Pickett was “super confident that if the jury would hear the evidence that [Davis] wouldn’t

be convicted of murder one.” At the Rule 37 hearing, Pickett explained:

[DAVIS’S COUNSEL]: Did you ever tell him that you would not let him plead guilty to murder two?. . . Did you ever say to him, “I am not going to let you plead to murder two”?

PICKETT: I – – I don’t recall saying that, but that sounds like something that we could have talked about during our conversations. And if Markelle feels like that I told him that, then that might have been one of the conversations that we had. I – – I treated Markelle like a young man that we were fighting for his life. So I wanted him to know that we were going to be there for him. But we can’t let him not plead. If Markelle would’ve came to me and said, “45 years”; we would have had to take the deal. But that was – – once we had that initial talk, that was not a discussion anymore really.

[DAVIS’S COUNSEL]: So it is possible that you said – – you said. “I’m not going to let you.”?

PICKETT: That – – that doesn’t sound like something I would say. Because I’ve never said that to any other client before, but I’m not going to call him a liar about it. So, I do not know . . . . I don’t recall.

Davis declined the plea deal and went to trial. At the trial, Pickett told the jury that Davis

shot Paxton that night but that Davis had a clip in the gun that did not belong in it, and

that was what caused the gun to fire. Twice during the trial, Pickett requested that the car be

2 brought to the courthouse so that Davis could retrieve the gun. Pickett did not know exactly

where in the car the gun was. The court instructed counsel that if Davis disclosed the gun’s

specific location, he should let everyone know.

The circuit court instructed the jury on first-degree murder, second-degree murder,

and manslaughter. During its closing argument, the State commented on the fact that Davis

never revealed the location of the gun. During the defense closing, Pickett explained that

Davis did not intentionally shoot Paxton but that he acted recklessly and negligently by

“waving [the gun] around” when it was fired. The jury convicted Davis of first-degree murder

and found that he had used a firearm in the commission of the crime.
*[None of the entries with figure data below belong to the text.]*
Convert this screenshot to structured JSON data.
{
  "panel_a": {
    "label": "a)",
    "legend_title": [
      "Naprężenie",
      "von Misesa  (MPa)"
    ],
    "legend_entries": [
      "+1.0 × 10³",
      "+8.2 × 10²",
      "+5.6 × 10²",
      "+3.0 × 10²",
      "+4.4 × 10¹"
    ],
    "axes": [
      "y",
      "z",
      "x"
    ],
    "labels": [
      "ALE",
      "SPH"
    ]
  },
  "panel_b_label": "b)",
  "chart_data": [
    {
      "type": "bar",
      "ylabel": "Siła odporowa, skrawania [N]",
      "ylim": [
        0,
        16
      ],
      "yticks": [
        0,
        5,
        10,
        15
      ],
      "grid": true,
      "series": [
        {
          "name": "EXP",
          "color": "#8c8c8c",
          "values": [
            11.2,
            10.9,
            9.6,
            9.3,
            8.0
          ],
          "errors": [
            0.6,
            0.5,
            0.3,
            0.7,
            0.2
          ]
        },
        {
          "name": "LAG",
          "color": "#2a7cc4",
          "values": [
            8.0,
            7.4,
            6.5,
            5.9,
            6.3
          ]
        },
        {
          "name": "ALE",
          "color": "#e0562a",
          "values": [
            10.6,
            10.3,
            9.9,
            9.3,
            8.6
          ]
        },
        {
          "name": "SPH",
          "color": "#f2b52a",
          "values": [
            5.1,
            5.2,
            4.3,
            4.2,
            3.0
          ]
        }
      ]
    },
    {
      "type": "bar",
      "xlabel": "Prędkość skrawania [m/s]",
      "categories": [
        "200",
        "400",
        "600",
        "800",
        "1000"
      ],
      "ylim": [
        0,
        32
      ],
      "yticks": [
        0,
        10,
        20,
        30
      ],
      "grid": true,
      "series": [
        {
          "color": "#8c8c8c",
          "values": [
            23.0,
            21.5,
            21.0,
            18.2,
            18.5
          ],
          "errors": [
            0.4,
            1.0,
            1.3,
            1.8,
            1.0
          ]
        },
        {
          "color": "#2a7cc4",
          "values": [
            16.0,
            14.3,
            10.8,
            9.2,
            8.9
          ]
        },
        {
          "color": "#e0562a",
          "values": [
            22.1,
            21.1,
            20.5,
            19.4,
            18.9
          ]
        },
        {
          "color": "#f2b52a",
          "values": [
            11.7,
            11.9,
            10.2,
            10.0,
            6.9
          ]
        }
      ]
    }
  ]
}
Davis testified during the sentencing phase. He said he was just “playing,” and the

gun “went off” when he was waving it. When he got pulled over, he put the gun under the

carpet on the passenger side. He did not tell police where the gun was when he was stopped

because his “head was spinning.” Also introduced were some emails Davis had sent to his

friends from jail, stating that he was just going to get a little time, and he would be home in

no time. He was convinced there was no way he would be convicted of first-degree murder.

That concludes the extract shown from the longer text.